Multi-Label Classification AI Vision

The Importance of Background Tags

As aforementioned, tagging the background can greatly impact the training of your Custom Vision classifier. Since we tagged it in every image, the model was reliably able to identify an empty basket as containing no fruit. In order to demonstrate the improvement that is added by training the model on a background-only image (such as the empty basket), we put the model through two iterations of training: one iteration trained without the basket tag, and one with it.

Empty basket prediction showing high confidence in basket detection with low fruit probabilities

For the iteration not trained on the basket tag, we get the following when predicting a fruit basket full of coloured paper:

Prediction results without background tag showing incorrect fruit classifications on paper

With 99.9% confidence, the model has predicted a basket in the image, and assigned between 0-2% confidence to the presence of fruits; in keeping with what's actually in the image.
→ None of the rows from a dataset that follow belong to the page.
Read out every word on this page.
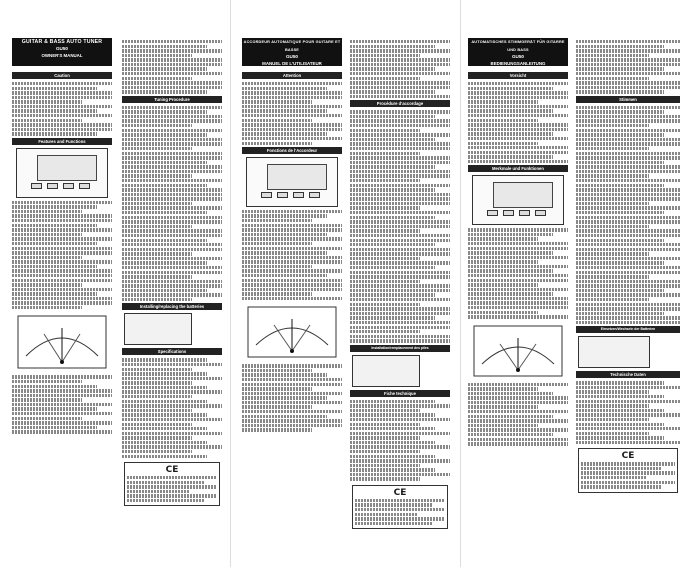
GUITAR & BASS AUTO TUNER
GU50
OWNER'S MANUAL
Caution
Features and Functions
Tuning Procedure
Installing/replacing the batteries
Specifications
CE
ACCORDEUR AUTOMATIQUE POUR GUITARE ET BASSE
GU50
MANUEL DE L'UTILISATEUR
Attention
Fonctions de l'Accordeur
Procédure d'accordage
Installation/remplacement des piles
Fiche technique
CE
AUTOMATISCHES STIMMGERÄT FÜR GITARRE UND BASS
GU50
BEDIENUNGSANLEITUNG
Vorsicht
Merkmale und Funktionen
Stimmen
Einsetzen/Wechseln der Batterien
Technische Daten
CE
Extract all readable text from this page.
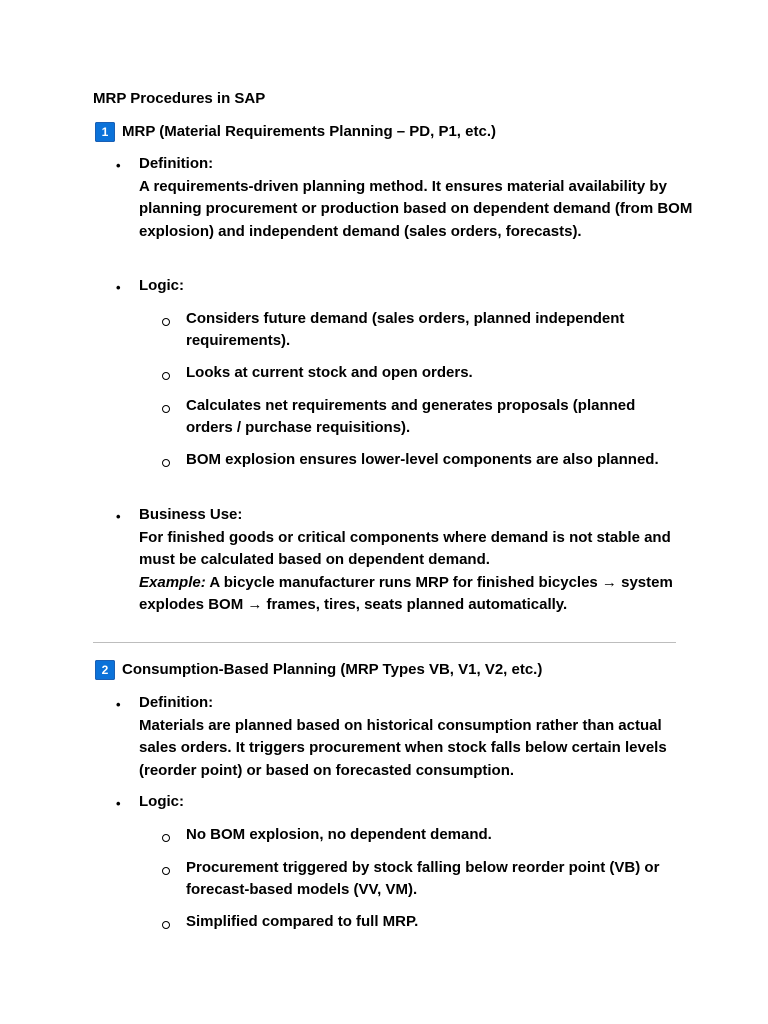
MRP Procedures in SAP
1 MRP (Material Requirements Planning – PD, P1, etc.)
• Definition:

A requirements-driven planning method. It ensures material availability by planning procurement or production based on dependent demand (from BOM explosion) and independent demand (sales orders, forecasts).

• Logic:
Considers future demand (sales orders, planned independent requirements).
Looks at current stock and open orders.
Calculates net requirements and generates proposals (planned orders / purchase requisitions).
BOM explosion ensures lower-level components are also planned.
• Business Use:

For finished goods or critical components where demand is not stable and must be calculated based on dependent demand.

Example: A bicycle manufacturer runs MRP for finished bicycles → system explodes BOM → frames, tires, seats planned automatically.

2 Consumption-Based Planning (MRP Types VB, V1, V2, etc.)
• Definition:

Materials are planned based on historical consumption rather than actual sales orders. It triggers procurement when stock falls below certain levels (reorder point) or based on forecasted consumption.

• Logic:
No BOM explosion, no dependent demand.
Procurement triggered by stock falling below reorder point (VB) or forecast-based models (VV, VM).
Simplified compared to full MRP.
Conversely, using a model trained using a basket tag, testing the same image produced a very different result:

Prediction results with background tag showing more accurate classifications

Here is a figure displaying model performance side-by-side - before and after including a background ("basket") tag in the training set:

Heatmap comparison showing effect of background tags on model predictions

Left (Without Background Tag): Misclassifications occur where the model incorrectly predicts fruit in background-only images. Right (With Background Tag): The model correctly identifies the empty basket and no longer confuses background elements with fruit types.

The Take-Home Message
Including background-only examples (like the empty basket) and explicitly tagging them improves the model's ability to distinguish between true fruit features and background noise. Background tagging grounds the model, providing a reference point, helping to better define its decision boundaries, and preventing overinterpretation.